Many in the community had heard Guttman’s stories of the hardships he endured from the day Germany invaded Poland in September 1939, when he was 15. He endured years of deprivation in Nazi work camps and was in the Dachau concentration camp at war’s end, amazed to have survived. His ingenuity in saving scraps of food helped his brothers survive in the camps as well.
After the war Guttman met and married, Goldie, and they lived for a short time in Germany before coming to New York in 1950. Guttman co-owned a small supermarket in Riverdale and had a reputation of being friendly and helpful to customers, encouraging them to eat healthy foods.
He was a link to the past at HIR, where he was active from its earliest days, and had great admiration for Rabbi Avi Weiss, the founding rabbi, and all of the clergy.
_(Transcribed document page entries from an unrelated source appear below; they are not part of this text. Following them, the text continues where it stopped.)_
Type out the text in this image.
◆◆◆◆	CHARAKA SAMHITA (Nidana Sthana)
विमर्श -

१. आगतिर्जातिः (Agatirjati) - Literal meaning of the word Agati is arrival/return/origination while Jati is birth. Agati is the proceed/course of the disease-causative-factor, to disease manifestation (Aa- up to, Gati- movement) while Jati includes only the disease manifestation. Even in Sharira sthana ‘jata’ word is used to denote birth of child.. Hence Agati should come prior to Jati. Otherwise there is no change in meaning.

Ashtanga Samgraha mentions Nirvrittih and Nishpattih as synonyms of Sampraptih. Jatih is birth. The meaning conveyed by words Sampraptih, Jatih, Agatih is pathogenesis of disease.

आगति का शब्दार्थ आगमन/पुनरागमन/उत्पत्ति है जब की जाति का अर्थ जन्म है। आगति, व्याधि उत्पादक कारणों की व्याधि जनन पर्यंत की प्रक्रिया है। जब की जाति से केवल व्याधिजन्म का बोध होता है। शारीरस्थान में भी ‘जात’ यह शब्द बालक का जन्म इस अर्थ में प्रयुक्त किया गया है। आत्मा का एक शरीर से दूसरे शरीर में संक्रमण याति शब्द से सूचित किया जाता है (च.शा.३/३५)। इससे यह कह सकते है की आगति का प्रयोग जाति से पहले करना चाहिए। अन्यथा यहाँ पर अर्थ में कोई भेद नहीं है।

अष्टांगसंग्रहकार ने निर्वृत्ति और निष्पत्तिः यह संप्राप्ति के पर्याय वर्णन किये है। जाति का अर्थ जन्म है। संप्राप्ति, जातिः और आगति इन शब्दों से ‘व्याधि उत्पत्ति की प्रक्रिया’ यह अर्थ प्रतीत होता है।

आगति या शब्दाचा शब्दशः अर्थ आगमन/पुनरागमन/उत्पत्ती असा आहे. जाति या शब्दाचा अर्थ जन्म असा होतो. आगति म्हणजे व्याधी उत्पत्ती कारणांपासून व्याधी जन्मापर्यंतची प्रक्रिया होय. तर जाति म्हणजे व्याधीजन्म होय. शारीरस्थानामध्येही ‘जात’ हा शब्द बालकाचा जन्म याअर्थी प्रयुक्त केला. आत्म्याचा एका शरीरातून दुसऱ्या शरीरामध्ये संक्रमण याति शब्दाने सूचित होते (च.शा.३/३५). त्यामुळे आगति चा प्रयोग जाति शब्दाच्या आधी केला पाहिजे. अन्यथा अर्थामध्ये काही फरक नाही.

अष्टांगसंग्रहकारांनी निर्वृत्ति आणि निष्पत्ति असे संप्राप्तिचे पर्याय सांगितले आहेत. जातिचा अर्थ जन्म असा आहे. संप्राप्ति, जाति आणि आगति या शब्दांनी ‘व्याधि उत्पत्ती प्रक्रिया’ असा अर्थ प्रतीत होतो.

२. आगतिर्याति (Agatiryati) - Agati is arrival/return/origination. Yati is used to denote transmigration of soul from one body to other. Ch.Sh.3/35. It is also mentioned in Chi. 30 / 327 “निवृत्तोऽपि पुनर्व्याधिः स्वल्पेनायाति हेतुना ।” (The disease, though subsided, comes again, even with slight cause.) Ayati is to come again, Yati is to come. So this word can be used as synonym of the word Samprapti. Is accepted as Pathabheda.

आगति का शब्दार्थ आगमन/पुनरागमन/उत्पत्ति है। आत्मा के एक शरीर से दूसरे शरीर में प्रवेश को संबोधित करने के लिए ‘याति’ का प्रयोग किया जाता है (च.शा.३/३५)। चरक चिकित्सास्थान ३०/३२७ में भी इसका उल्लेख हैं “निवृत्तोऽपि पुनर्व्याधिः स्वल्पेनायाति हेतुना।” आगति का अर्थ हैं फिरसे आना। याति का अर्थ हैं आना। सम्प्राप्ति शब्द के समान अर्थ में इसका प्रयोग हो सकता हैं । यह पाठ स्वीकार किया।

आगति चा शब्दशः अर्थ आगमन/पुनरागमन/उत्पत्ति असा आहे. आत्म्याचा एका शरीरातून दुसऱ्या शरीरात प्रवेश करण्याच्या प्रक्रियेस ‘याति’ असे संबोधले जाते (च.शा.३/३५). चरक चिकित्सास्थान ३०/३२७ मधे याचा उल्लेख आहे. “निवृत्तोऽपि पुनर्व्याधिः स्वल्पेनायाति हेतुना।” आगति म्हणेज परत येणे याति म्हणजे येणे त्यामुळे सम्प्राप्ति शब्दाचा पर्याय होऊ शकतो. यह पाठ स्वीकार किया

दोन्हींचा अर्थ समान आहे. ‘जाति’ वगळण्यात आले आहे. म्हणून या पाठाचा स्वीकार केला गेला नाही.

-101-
Though the product of an Orthodox shtetl, Guttman was supportive of the synagogue’s inclusiveness and efforts toward gender equality.
On a Friday morning in late May, recuperating from a long hospitalization and still seriously ill, Guttman told his devoted caretaker, Annabelle Julian, that he wanted to attend Friday night services that evening to mark his 94th birthday.
“Though he could hardly stand, somehow he made it to shul,” Lewis Bernstein recalled, and when he walked into the sanctuary during the singing of L’cha Dodi, he was greeted with great joy by the congregation, who danced with him.
It was a memorable moment, congregants said, and his last time in shul.